Ciclicamente, coincidindo,
talvez, com fenómenos astrais de equinócio ou eclipse solar, realiza-se, na
mais prestigiada casa de espectáculos, uma sessão solene.
O arvorado chefe aparece na
ribalta e, em férvida exaltação do seu ego, propala quanto fez, numa enumeração
de sucesso em sucesso.
Das bancas do anfiteatro, os
macaquinhos amestrados vão batendo as patitas, ao sinal convencionado da
interrupção da perorata com um golinho de água.
Para cúmulo da tristeza,
surge, por vezes, o idiota útil, que afirma ir fazer diferente, sabendo-se que
serve apenas os interesses que os outros também servem.
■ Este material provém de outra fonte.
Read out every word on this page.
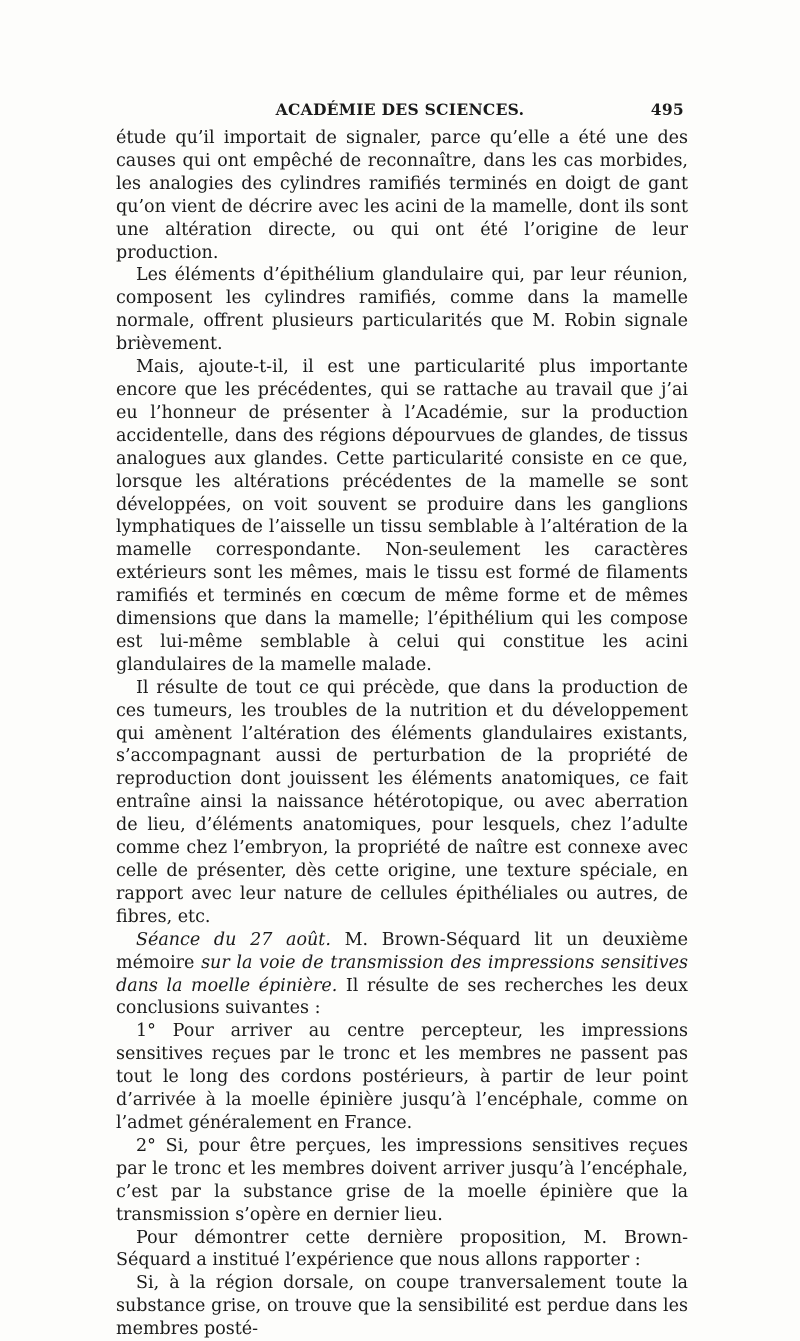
ACADÉMIE DES SCIENCES.	495

étude qu’il importait de signaler, parce qu’elle a été une des causes qui ont empêché de reconnaître, dans les cas morbides, les analogies des cylindres ramifiés terminés en doigt de gant qu’on vient de décrire avec les acini de la mamelle, dont ils sont une altération directe, ou qui ont été l’origine de leur production.

Les éléments d’épithélium glandulaire qui, par leur réunion, composent les cylindres ramifiés, comme dans la mamelle normale, offrent plusieurs particularités que M. Robin signale brièvement.

Mais, ajoute-t-il, il est une particularité plus importante encore que les précédentes, qui se rattache au travail que j’ai eu l’honneur de présenter à l’Académie, sur la production accidentelle, dans des régions dépourvues de glandes, de tissus analogues aux glandes. Cette particularité consiste en ce que, lorsque les altérations précédentes de la mamelle se sont développées, on voit souvent se produire dans les ganglions lymphatiques de l’aisselle un tissu semblable à l’altération de la mamelle correspondante. Non-seulement les caractères extérieurs sont les mêmes, mais le tissu est formé de filaments ramifiés et terminés en cœcum de même forme et de mêmes dimensions que dans la mamelle; l’épithélium qui les compose est lui-même semblable à celui qui constitue les acini glandulaires de la mamelle malade.

Il résulte de tout ce qui précède, que dans la production de ces tumeurs, les troubles de la nutrition et du développement qui amènent l’altération des éléments glandulaires existants, s’accompagnant aussi de perturbation de la propriété de reproduction dont jouissent les éléments anatomiques, ce fait entraîne ainsi la naissance hétérotopique, ou avec aberration de lieu, d’éléments anatomiques, pour lesquels, chez l’adulte comme chez l’embryon, la propriété de naître est connexe avec celle de présenter, dès cette origine, une texture spéciale, en rapport avec leur nature de cellules épithéliales ou autres, de fibres, etc.

Séance du 27 août. M. Brown-Séquard lit un deuxième mémoire sur la voie de transmission des impressions sensitives dans la moelle épinière. Il résulte de ses recherches les deux conclusions suivantes :

1° Pour arriver au centre percepteur, les impressions sensitives reçues par le tronc et les membres ne passent pas tout le long des cordons postérieurs, à partir de leur point d’arrivée à la moelle épinière jusqu’à l’encéphale, comme on l’admet généralement en France.

2° Si, pour être perçues, les impressions sensitives reçues par le tronc et les membres doivent arriver jusqu’à l’encéphale, c’est par la substance grise de la moelle épinière que la transmission s’opère en dernier lieu.

Pour démontrer cette dernière proposition, M. Brown-Séquard a institué l’expérience que nous allons rapporter :

Si, à la région dorsale, on coupe tranversalement toute la substance grise, on trouve que la sensibilité est perdue dans les membres posté-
O resto, na figura de alguém
acossado pelo tempo e pela senhora presidente, é pitadinha de sal na mixórdia,
nem mesmo assim tragável.
Cá fora, em circuito
fechadíssimo, os que se ganham a vida na pura bisbilhotice comentam entre si,
oralmente ou por escrito, num compadrio confortável.
No espaço mais largo e
poluído da vida, a formigação não pára, no afã fracassado de evitar a sopinha
dos pobres, já sem resposta para tão grande procura.
É de tudo isto que devemos
orgulhar-nos, dizem, pois trata-se da democracia em marcha.
Fúnebre, certamente.
Pouco convencidos, embora
sempre dispostos a engolir seja o que for a troco de uma cerveja, os jovens
vão-se apressando na direcção de Saramago e Maria João Pires: a fuga.